All of these reasons must awaken Arab leaderships to what they should be thinking of in terms of strategy and tactics in order to be in a position that would secure them against the consequences and the surprises of Iranian nuclear developments. And this means more than simply rushing to beg to join an American security umbrella, the costs of which will be tremendous by any standard.
The strategic and security relationship with the United States remains essential for most countries in the Arab region, and especially in the Gulf. That is a sovereign and positive decision for many reasons, most prominently because the US is the only superpower in the world today and because relations with it are historical.
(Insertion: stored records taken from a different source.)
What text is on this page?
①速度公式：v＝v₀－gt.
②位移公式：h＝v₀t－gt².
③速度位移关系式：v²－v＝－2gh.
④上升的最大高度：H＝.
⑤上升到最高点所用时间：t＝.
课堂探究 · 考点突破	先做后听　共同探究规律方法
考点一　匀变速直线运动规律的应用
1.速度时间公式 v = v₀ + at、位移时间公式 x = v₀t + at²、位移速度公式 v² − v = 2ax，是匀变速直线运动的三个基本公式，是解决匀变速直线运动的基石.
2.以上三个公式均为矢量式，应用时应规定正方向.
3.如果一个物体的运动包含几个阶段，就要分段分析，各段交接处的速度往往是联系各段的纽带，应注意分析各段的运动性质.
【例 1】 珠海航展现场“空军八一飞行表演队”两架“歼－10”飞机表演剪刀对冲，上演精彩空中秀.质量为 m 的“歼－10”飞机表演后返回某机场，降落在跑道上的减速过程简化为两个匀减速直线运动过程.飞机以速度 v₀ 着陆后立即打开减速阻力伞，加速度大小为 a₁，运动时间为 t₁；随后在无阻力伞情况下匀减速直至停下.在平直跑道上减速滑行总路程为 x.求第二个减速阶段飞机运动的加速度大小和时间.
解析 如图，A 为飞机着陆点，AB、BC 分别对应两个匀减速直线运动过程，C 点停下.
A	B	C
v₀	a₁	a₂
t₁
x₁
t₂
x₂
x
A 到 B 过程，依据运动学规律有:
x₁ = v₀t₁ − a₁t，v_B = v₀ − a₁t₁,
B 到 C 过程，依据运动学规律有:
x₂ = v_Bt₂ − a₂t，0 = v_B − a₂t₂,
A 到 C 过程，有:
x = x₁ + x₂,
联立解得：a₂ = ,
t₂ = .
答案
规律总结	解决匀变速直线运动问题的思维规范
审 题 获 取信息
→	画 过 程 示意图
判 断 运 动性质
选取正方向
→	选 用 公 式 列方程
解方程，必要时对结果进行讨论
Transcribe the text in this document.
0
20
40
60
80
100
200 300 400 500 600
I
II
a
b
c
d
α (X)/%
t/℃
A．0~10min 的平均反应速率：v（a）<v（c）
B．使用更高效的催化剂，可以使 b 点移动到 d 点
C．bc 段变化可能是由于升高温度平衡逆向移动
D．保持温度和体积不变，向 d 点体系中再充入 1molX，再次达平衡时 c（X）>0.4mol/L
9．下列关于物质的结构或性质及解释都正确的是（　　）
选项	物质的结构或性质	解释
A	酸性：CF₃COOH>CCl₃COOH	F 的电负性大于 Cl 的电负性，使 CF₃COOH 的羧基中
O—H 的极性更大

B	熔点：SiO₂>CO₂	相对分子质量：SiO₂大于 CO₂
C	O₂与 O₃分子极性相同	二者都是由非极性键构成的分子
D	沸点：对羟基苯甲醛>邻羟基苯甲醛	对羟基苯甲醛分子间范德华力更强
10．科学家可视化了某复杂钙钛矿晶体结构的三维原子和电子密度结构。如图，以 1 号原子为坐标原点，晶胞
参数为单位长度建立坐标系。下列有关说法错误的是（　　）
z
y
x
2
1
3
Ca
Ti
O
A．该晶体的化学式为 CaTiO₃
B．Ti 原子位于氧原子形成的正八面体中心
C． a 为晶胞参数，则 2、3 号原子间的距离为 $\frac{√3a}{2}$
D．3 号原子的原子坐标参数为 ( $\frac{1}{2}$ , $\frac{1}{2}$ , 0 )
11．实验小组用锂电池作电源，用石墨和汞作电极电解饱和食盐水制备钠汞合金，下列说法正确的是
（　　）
However, and because of the US policies imposed by its organic relationship with Israel, there is restlessness and in fact calls for turning away from traditional Arab relations with the United States, calls which have multiplied as a result of the US war in Iraq, which in turn has given Iran superiority in the Middle East and given Israel the removal of Iraq from the strategic equation in the region.
The time today is one of multiple friendships and of interests branching out of strong relations with countries in competition against each other, opposite to what the situation was during the Cold War. It is therefore necessary for Arab countries to make use of their special relationships with the likes of China and Russia for more than bilateral trade objectives. Indeed, those two countries are very important in the balance of international relations both with Iran and Israel, as well as with Turkey. And it would be useful for the Arabs first to organize relations on the basis of emphasizing common interests that could be ruptured in case China for instance fails to pay attention to strategic Arab priorities.
Moreover, with relations reinforced with China and Russia in security issues and not just in the fields of oil and trade, the Arab relationship with the United States would take on a different perspective, other than that based on the reliance on security guarantees and on absolute affiliation to the dictates of the security umbrella. Indeed, positioning oneself in the new regional security structure particularly at this stage is of the utmost necessity, and might perhaps lead active countries such as the five permanent members of the Security Council to reconsider policies that encourage Iran to believe that it will obtain the blessing of these countries for becoming a nuclear state, because these countries do not have a military option, and that obstinacy and defiance will thus be fruitful instead of doing away with Iran's ambitions.
China's relationship with the Kingdom of Saudi Arabia is an advanced and intricate one at the levels of oil and trade, and even in the field of purchasing missiles and diversifying arsenals. A quarter of the oil imported by China is Saudi oil. This important relationship should of course have an impact on China's stances on the issue of strengthening sanctions against Iran, instead of encouraging Iran to be obstinate, procrastinate and stall until it can impose its possessing nuclear weapons as a de facto situation.
Those benefiting from a nuclear Iran are nuclear arms traders, who want a nuclear arms race in the Middle East in order to make massive profits, and in order to turn Arab funds away from human growth, which frightens some countries, as Arab competences are abundant. Such profiteers are not from one continent but are of the same kind of governments, sectors and military industries, whose shared interest is to ration the oil and weapons funds in their treasuries and to permanently pacify the Arab region.